Wall Street apre in rialzo. Range oscillazioni S&P a minimo in 20 anni

10 Giugno 2015, di Redazione Wall Street Italia

NEW YORK (WSI) – Apertura in rialzo per la Borsa Usa con gli investitori che guardano al rialzo dei tassi che, oltre a interessare i Bund e i bond europei, colpisce anche i Treasuries. I tassi sui Treasuries a 10 anni sono saliti fino al record in otto mesi, attorno al 2,47%.

Nelle prime battute, il Dow segna un aumento dello 0,75% a 17.897 punti, il Nasdaq fa +0,48% a 5.038 punti mentre lo S&P 500 segna un aumento dello 0,67% a 2.094 punti.

I listini americani sembrano volere risollevarsi dopo la recente debolezza, legata alle attese per un rialzo quest’anno dei tassi di interesse da parte della Federal Reserve. Basti ricordare che il Dow Jones ieri ha finito sui minimi del 2 aprile scorso e rispetto al record registrato in chiusura il 19 maggio scorso, ha perso il 3%.

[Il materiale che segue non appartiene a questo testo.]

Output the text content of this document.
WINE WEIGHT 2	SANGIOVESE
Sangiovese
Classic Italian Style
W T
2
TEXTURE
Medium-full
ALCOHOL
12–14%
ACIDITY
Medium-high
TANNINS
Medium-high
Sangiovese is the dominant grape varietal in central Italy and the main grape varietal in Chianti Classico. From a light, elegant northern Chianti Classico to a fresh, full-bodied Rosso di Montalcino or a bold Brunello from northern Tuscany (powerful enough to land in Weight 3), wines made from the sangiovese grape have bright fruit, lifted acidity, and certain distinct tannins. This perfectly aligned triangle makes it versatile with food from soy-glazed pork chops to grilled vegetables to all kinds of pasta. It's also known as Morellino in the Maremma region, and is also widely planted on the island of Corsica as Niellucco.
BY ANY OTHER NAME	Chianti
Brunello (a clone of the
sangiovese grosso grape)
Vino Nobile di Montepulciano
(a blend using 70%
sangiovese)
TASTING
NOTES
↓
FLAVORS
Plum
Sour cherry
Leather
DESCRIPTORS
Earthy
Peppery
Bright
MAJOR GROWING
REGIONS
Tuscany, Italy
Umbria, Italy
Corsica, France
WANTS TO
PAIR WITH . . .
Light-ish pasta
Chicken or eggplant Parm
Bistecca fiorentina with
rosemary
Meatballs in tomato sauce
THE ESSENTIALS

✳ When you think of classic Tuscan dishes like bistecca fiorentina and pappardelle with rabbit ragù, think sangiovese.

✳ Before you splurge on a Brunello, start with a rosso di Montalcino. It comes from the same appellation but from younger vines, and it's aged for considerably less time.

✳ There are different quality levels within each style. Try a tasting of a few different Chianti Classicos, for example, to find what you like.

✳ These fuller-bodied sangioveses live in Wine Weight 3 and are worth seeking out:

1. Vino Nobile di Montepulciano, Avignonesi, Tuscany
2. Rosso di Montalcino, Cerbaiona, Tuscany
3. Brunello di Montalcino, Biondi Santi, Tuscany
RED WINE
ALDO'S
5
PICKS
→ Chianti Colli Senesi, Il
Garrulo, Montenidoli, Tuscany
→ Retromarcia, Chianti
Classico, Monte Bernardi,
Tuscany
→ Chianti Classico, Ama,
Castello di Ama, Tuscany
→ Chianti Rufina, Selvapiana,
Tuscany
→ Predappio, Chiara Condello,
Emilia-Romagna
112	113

Il grafico di Bloomberg mostra che quest’anno l’indice S&P 500 scambia all’interno del range più stretto da almeno il 1995, dunque 20 anni, con il minimo del 2015 che è inferiore di appena il 6,5% rispetto al massimo dell’anno. Simile la situazione in cui versano le società quotate nel listino, che in media si sono attestate in un range tra minimi e massimi con una differenza del 18%, la più contenuta degli ultimi due decenni.

Lo S&P 500 è salito di appena +1% nel 2015, dopo aver segnato rialzi a due cifre percentuali in ognuno degli ultimi tre anni e oscilla a un valore al di sotto di appena 5 punti rispetto al prezzo medio degli ultimi 100 giorni. Allo stesso tempo, l’indice non ha subito un calo dai massimi, pari ad almeno -10%, dunque non è entrato ufficialmente in fase di correzione, dall’ottobre del 2011: si tratta del periodo più lungo senza una flessione di quel livello, stando a quanto riporta Bloomberg, dal periodo di 55 mesi terminato nell’ottobre del 2007.

Tutto dipende dall’incertezza degli investitori su quanto accadrà nello scenario globale e su quelle che potrebbero essere le prossime mosse della Fed. I dati macro contrastanti non aiuti, visto che il Pil del primo trimestre si è contratto -0,7% su base annua, mentre il report occupazionale di maggio ha mostrato la creazione di nuovi posti di lavoro al tasso maggiore in cunque mesi, e il maggiore aumento dei salari in due anni.

Tra le materie prime, i futures sul petrolio in volata del 3,4% a 61,65 dollari al barile. Brent +2,10% a $66,24. Oro +0,92% a $1.188,40, argento +1,27% a $16,16.

Sul valutario, l’euro +0,10% a $1,1295; dollaro/yen -0,89% a JPY 123,21.